E se le auto della volkswagen, ad esempio, prodotte in cina rappresentano meno scricchiolii di quelle prodotte in germania (anche se in una vw è difficile trovare qualche materiale che sia mal montato), come la mettiamo???
aenaryon
15 mar 2010 - 21:48 - #12quando sono stato a Pechino (5 anni fa) ho visto due grossi stabilimenti della VW e uno grosso della FIAT …queste marche producono gia là e non e non una novità.
pierre il mimo nazi gay
15 mar 2010 - 23:02 - #13io ne ho viste 2 del gruppo Peugeot-citroen è una stava aprendo…
realista 69 jk
15 mar 2010 - 23:10 - #14#12 non dire corbellerie la fiat aveva una jv con un costruttore cinese (Nanjing) che poi è saltata e la fabbrica è stata venduta al gruppo Saic-Volkswagen. i costruttori teschi e francesi sono gli unici che stanno facendo affari d’oro in Cina a discapito come sempre degli altri costuttori europei.
w l’europa..
crandon
15 mar 2010 - 23:16 - #15Ancora una volta con i soldi nostri (contributi UE) si creano i presupposti per congrui bonus ai manager e dividendi agli azionisti.
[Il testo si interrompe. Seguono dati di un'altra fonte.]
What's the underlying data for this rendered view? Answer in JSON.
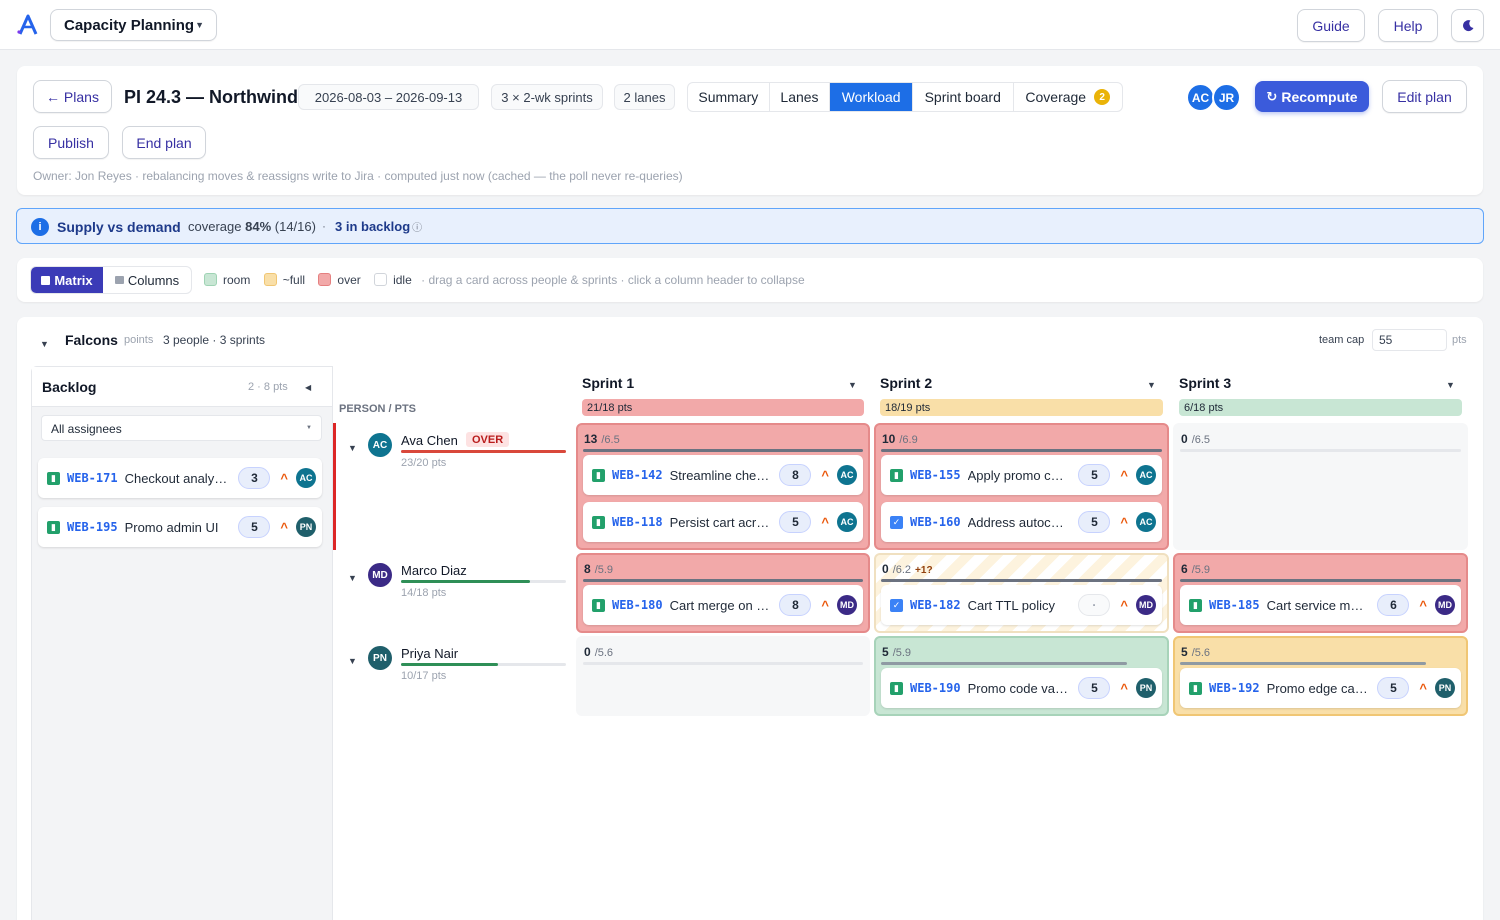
{
  "app": {
    "plan_selector": "Capacity Planning",
    "guide": "Guide",
    "help": "Help"
  },
  "header": {
    "back": "← Plans",
    "title": "PI 24.3 — Northwind",
    "dates": "2026-08-03 – 2026-09-13",
    "sprints": "3 × 2-wk sprints",
    "lanes": "2 lanes",
    "tabs": [
      "Summary",
      "Lanes",
      "Workload",
      "Sprint board",
      "Coverage"
    ],
    "coverage_badge": "2",
    "avatars": [
      "AC",
      "JR"
    ],
    "recompute": "Recompute",
    "edit_plan": "Edit plan",
    "publish": "Publish",
    "end_plan": "End plan",
    "owner_line": "Owner: Jon Reyes · rebalancing moves & reassigns write to Jira · computed just now (cached — the poll never re-queries)"
  },
  "banner": {
    "title": "Supply vs demand",
    "coverage_label": "coverage",
    "coverage_pct": "84%",
    "coverage_ratio": "(14/16)",
    "backlog": "3 in backlog"
  },
  "viewbar": {
    "matrix": "Matrix",
    "columns": "Columns",
    "legend": [
      "room",
      "~full",
      "over",
      "idle"
    ],
    "hint": "drag a card across people & sprints · click a column header to collapse"
  },
  "team": {
    "name": "Falcons",
    "unit": "points",
    "meta": "3 people · 3 sprints",
    "cap_label": "team cap",
    "cap_value": "55",
    "cap_unit": "pts"
  },
  "backlog": {
    "title": "Backlog",
    "meta": "2 · 8 pts",
    "filter": "All assignees",
    "items": [
      {
        "key": "WEB-171",
        "title": "Checkout analytics",
        "pts": "3",
        "who": "AC"
      },
      {
        "key": "WEB-195",
        "title": "Promo admin UI",
        "pts": "5",
        "who": "PN"
      }
    ]
  },
  "grid": {
    "col_label": "PERSON / PTS",
    "sprints": [
      {
        "name": "Sprint 1",
        "load": "21/18 pts"
      },
      {
        "name": "Sprint 2",
        "load": "18/19 pts"
      },
      {
        "name": "Sprint 3",
        "load": "6/18 pts"
      }
    ],
    "people": [
      {
        "initials": "AC",
        "name": "Ava Chen",
        "badge": "OVER",
        "load": "23/20 pts",
        "fill": 1.0
      },
      {
        "initials": "MD",
        "name": "Marco Diaz",
        "badge": "",
        "load": "14/18 pts",
        "fill": 0.78
      },
      {
        "initials": "PN",
        "name": "Priya Nair",
        "badge": "",
        "load": "10/17 pts",
        "fill": 0.59
      }
    ],
    "cells": [
      {
        "pts": "13",
        "cap": "/6.5",
        "extra": "",
        "tickets": [
          {
            "key": "WEB-142",
            "title": "Streamline checkout",
            "pts": "8",
            "who": "AC",
            "type": "story"
          },
          {
            "key": "WEB-118",
            "title": "Persist cart across sessions",
            "pts": "5",
            "who": "AC",
            "type": "story"
          }
        ]
      },
      {
        "pts": "10",
        "cap": "/6.9",
        "extra": "",
        "tickets": [
          {
            "key": "WEB-155",
            "title": "Apply promo codes",
            "pts": "5",
            "who": "AC",
            "type": "story"
          },
          {
            "key": "WEB-160",
            "title": "Address autocomplete",
            "pts": "5",
            "who": "AC",
            "type": "task"
          }
        ]
      },
      {
        "pts": "0",
        "cap": "/6.5",
        "extra": "",
        "tickets": []
      },
      {
        "pts": "8",
        "cap": "/5.9",
        "extra": "",
        "tickets": [
          {
            "key": "WEB-180",
            "title": "Cart merge on login",
            "pts": "8",
            "who": "MD",
            "type": "story"
          }
        ]
      },
      {
        "pts": "0",
        "cap": "/6.2",
        "extra": "+1?",
        "tickets": [
          {
            "key": "WEB-182",
            "title": "Cart TTL policy",
            "pts": "·",
            "who": "MD",
            "type": "task"
          }
        ]
      },
      {
        "pts": "6",
        "cap": "/5.9",
        "extra": "",
        "tickets": [
          {
            "key": "WEB-185",
            "title": "Cart service metrics",
            "pts": "6",
            "who": "MD",
            "type": "story"
          }
        ]
      },
      {
        "pts": "0",
        "cap": "/5.6",
        "extra": "",
        "tickets": []
      },
      {
        "pts": "5",
        "cap": "/5.9",
        "extra": "",
        "tickets": [
          {
            "key": "WEB-190",
            "title": "Promo code validation",
            "pts": "5",
            "who": "PN",
            "type": "story"
          }
        ]
      },
      {
        "pts": "5",
        "cap": "/5.6",
        "extra": "",
        "tickets": [
          {
            "key": "WEB-192",
            "title": "Promo edge cases",
            "pts": "5",
            "who": "PN",
            "type": "story"
          }
        ]
      }
    ]
  },
  "colors": {
    "accent": "#1d6ee6",
    "indigo": "#3730a3",
    "room": "#c8e6d4",
    "full": "#f9dfa8",
    "over": "#f2a9a9",
    "over_line": "#dc2626"
  }
}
E poi chi se le compra le loro auto in Europa se siamo alla soglia del 10% di disoccupazione?
schiumometro
16 mar 2010 - 00:41 - #16#14 tedeschi e francesi (soprattutto i francesi..) in cina fanno affari mentre in europa hanno aperto una caccia alle streghe contro chi compra cinese contemporaneamente i cari francesi in europa fanno chiudere le fabbriche dei gruppi italiani perchè hanno peso nell’azionariato delle nostre aziende, mentre loro le aziende le hanno blindate agli azionisti “stranieri” (europei e non..)
quindi i francesi e i tedeschi hanno protetto la loro fabbriche e la loro produzione mentre noi italiani ce la siamo presa in quel posto…
sveglia!
wesker8719
16 mar 2010 - 01:10 - #17ma ancora nn avete capito che saranno per il mercato interno le auto prodotte in questi stabilimenti?è normale ke se la manodopera in cina la paghi 300 € al mese le auto nn le puoi vendere a 20000 € ….è 1 mossa per aumentare le vendite in cina meridionale ma producendo lì stesso altrimenti dov’ è il guadagno? ma per curiosità quanti stabilimenti in europa ha kiuso il gruppo volkswagen?nessuno è la risposta esatta
boycott renault
16 mar 2010 - 01:22 - #18#17 il discorsi si riallaccia a quello che ha scritto schiumometro, le dinamiche che ci sono tra i costruttori in europa sono somili a dei vasi comunicanti se la produzione cala di sicuro la politica i sindacati e l’economia francese e tedesca sarà la meno disposta a concedere perdite di posti di lavoro e quote di mercato, a soccombere quindi devono essere gli altri costruttori subordinati alla loro finanza e ai loro interessi.